Dish inks tower deal with SBA for 5G network

Dish Network signed a tower deal with SBA Communications, its second long-term lease with one of the big three tower companies.

Details about the deal were sparse and a Dish spokesperson said the company wasn’t disclosing the length of the Master Lease Agreement (MLA) or number of sites it covers.

Financial terms were not disclosed.

In addition to leasing towers, SBA will also provide pre-construction services, such as site acquisition and regulatory and compliance services.

"With experience spanning more than thirty years, SBA brings a valuable team and portfolio to our infrastructure mix," said Dave Mayo, Dish EVP of Network Development, in a statement. "This agreement provides DISH with access to key real estate that will help advance our rapid 5G network deployment across the U.S."

Dish and SBA are each hosting their respective fourth quarter earnings call today.

In November Dish struck its first major infrastructure deal, in an MLA with Crown Castle that covers up to 20,000 macro towers and includes fiber services.

Agreement with private tower companies followed. Those include Vertical Bridge and more recently seven other partners who are providing access to 4,000 additional macro sites as Dish works to build out its own 5G network.
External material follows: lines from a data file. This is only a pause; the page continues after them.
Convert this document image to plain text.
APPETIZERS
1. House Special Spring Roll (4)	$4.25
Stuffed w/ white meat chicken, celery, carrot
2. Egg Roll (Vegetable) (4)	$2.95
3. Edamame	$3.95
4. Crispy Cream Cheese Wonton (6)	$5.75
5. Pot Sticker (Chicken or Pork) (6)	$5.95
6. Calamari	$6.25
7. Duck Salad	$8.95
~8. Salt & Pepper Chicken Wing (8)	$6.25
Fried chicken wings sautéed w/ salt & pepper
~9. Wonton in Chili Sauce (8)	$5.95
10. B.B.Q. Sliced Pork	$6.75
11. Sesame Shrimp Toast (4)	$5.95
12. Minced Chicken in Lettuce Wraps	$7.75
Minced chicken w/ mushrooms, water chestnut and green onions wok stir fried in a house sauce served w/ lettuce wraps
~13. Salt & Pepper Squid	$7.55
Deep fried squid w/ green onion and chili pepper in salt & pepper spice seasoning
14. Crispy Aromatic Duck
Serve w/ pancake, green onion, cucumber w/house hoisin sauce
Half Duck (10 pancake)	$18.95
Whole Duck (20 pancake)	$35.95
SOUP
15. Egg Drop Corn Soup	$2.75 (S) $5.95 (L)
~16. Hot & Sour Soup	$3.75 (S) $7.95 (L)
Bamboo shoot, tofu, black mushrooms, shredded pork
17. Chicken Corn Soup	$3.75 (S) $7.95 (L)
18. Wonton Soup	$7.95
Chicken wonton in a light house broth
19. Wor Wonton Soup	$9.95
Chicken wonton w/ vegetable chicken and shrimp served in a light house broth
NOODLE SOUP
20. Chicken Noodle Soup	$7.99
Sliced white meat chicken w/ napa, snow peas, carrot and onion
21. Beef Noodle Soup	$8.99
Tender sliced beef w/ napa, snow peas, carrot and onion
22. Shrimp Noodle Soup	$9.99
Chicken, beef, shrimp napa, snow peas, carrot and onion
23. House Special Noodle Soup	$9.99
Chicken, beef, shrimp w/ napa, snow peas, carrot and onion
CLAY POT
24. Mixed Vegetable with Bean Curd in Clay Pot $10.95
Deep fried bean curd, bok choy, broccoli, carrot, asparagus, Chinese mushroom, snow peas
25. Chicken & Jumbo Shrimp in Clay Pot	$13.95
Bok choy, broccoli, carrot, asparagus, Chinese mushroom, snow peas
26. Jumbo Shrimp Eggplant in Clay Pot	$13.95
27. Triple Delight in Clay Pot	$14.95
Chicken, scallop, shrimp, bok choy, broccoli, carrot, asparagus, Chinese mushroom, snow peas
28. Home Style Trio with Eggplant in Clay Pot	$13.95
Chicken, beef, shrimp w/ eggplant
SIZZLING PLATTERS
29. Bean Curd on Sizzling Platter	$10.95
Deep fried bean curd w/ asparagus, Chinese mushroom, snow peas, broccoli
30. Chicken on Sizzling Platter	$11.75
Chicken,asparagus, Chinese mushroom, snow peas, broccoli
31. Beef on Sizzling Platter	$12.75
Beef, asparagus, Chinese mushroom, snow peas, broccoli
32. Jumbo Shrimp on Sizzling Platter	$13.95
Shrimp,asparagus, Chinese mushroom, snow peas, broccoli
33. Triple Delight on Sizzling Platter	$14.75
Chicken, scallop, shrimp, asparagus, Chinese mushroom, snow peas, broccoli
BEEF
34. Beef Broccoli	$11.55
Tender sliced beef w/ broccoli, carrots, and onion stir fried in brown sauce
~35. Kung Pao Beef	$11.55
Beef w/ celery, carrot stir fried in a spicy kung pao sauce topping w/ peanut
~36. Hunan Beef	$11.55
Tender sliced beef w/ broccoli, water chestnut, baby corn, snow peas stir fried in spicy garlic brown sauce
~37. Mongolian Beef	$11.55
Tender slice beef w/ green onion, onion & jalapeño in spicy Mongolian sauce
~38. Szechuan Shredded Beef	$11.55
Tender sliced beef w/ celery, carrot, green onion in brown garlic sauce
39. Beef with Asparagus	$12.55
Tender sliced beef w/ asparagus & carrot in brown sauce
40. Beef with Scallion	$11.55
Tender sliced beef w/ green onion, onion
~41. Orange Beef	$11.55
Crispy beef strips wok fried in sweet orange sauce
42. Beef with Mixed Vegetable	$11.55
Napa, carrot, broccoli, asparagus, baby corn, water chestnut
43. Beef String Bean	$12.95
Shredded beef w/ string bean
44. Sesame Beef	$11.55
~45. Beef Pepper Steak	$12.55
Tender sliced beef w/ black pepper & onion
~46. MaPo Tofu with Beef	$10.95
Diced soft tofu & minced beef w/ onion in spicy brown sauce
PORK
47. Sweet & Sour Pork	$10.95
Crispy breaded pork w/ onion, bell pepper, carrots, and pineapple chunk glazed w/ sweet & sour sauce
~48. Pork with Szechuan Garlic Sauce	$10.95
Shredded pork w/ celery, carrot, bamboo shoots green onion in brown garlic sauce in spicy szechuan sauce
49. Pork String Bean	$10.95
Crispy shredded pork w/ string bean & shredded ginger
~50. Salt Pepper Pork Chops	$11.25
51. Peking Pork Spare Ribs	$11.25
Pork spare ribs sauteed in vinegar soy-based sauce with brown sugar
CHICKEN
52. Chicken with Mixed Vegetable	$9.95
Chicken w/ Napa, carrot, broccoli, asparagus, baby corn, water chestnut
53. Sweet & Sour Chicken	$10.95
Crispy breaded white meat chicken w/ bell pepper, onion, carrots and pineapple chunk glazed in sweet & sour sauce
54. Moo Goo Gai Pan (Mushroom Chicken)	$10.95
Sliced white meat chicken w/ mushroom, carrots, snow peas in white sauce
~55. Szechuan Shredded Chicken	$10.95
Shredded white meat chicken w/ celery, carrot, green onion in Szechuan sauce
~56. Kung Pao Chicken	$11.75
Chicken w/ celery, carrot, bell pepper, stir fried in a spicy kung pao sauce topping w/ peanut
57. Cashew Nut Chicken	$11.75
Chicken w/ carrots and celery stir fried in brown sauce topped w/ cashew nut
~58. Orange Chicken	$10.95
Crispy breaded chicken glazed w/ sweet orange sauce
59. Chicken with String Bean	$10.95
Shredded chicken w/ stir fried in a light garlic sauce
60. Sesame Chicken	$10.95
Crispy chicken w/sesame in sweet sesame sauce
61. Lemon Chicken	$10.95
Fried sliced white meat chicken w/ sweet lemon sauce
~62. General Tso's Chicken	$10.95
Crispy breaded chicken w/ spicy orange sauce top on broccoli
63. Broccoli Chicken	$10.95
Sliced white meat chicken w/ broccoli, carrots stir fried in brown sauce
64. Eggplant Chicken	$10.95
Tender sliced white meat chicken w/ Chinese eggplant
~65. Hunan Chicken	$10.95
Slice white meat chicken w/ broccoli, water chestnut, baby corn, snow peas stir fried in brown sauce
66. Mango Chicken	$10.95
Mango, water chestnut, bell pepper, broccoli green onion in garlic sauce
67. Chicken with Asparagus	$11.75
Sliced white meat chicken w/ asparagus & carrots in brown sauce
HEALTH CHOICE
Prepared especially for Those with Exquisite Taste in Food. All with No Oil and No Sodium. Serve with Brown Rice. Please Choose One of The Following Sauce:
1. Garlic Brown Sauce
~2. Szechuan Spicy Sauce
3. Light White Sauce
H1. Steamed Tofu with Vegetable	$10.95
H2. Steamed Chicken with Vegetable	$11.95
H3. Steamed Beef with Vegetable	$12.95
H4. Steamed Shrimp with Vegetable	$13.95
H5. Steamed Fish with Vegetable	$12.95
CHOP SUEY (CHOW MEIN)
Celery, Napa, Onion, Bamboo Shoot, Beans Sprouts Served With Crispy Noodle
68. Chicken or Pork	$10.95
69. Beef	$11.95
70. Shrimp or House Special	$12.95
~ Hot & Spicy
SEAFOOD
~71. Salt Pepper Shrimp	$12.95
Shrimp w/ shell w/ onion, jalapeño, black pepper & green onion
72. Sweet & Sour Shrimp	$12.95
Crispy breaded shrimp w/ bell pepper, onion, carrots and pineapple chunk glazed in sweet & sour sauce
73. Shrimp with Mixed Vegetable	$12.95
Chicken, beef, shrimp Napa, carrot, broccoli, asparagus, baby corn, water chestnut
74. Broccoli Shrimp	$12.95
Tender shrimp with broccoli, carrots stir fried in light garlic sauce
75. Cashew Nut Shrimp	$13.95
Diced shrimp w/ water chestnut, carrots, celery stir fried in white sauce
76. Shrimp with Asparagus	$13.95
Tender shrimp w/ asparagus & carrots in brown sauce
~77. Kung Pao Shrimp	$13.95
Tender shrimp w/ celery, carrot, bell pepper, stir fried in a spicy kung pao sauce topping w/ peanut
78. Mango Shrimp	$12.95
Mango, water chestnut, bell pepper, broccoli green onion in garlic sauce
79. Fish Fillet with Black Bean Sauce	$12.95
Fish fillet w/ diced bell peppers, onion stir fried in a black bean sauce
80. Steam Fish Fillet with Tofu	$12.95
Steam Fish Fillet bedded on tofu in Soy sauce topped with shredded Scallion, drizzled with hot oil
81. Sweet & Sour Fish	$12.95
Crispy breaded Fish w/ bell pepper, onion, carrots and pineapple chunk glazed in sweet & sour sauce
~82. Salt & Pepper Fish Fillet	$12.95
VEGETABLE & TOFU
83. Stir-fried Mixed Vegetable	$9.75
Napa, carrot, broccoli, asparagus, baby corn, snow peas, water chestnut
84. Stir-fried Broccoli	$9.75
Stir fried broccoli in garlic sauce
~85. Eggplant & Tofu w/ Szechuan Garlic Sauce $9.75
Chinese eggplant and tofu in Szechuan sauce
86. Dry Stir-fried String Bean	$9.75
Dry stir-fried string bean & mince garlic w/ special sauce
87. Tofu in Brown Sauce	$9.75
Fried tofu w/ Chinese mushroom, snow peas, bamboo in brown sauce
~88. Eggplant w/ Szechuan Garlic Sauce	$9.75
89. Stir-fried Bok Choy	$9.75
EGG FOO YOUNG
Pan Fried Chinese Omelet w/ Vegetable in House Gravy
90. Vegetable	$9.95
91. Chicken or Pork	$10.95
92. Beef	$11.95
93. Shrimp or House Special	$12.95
RELATED: Dish sheds 363K wireless subs, warns of T-Mobile 3G shutdown

Dish continues to peg the price tag of its 5G network build at $10 billion, but in a Monday note to investors MoffettNathanson analysts said there are more questions than answers surrounding the company’s plans, including where the money will come from.

“We don’t know what customer base [Dish] plan to serve with their wireless network (Wholesale? Retail? Enterprise? Consumer?). We don’t know if the network will be national or regional. We don’t know how much it is all going to cost. And we still don’t’ know who is going to pay for it,” wrote the team led by Craig Moffett.

Dish hinted at an unnamed strategic partner during testimony at the T-Mobile/Sprint merger trial, which some speculated could be the likes of Amazon or Google – but hasn’t named one yet.

Moffett also pointed to Dish’s satellite pay TV and recently acquired Boost Mobile prepaid businesses as “cash cows” previously expected to fund the buildout.

“But time is running out on that too,” wrote the analysts.

RELATED: Dish’s new SVP of retail wireless gets another shot at disruption

On Monday Dish reported losing 363,000 retail wireless subscribers in the fourth quarter and warned there could be negative impacts when T-Mobile turns off its 3G network in early 2022. While Dish works to build out a 5G network, its retail wireless subscribers are riding on T-Mobile’s network under a seven-year MVNO agreement.  

“Dish is doing a commendable job in running its legacy businesses for cash, but they are declining nonetheless. It is impossible to view either segment as a sustainable source of funding for the 5G network,” wrote Moffett.  

Still, Dish has shown commitment to the network build, lining up a roster of equipment, transport, and services vendors. Plans call for cloud-native 5G network built with an open RAN architecture.

In December the provider completed a successful field validation for its virtualized standalone 5G core network and O-RAN-compliant radio.

In SEC filings Dish reported that purchases for property and equipment were $115 million lower in 2020 than in 2019 because of spending for a previously planned narrowband IoT (NB-IoT) network that was scrapped in favor of the standalone 5G plans. 

“We anticipate expenditures for our 5G Network Deployment to increase substantially throughout 2021 as we ramp up the build-out phase” of the 5G deployment, Dish stated in its 10-K.

To meet FCC buildout deadlines Dish’s network needs to cover 70% of the U.S. population by June 2023. The first major 5G market is expected in the second half of this year.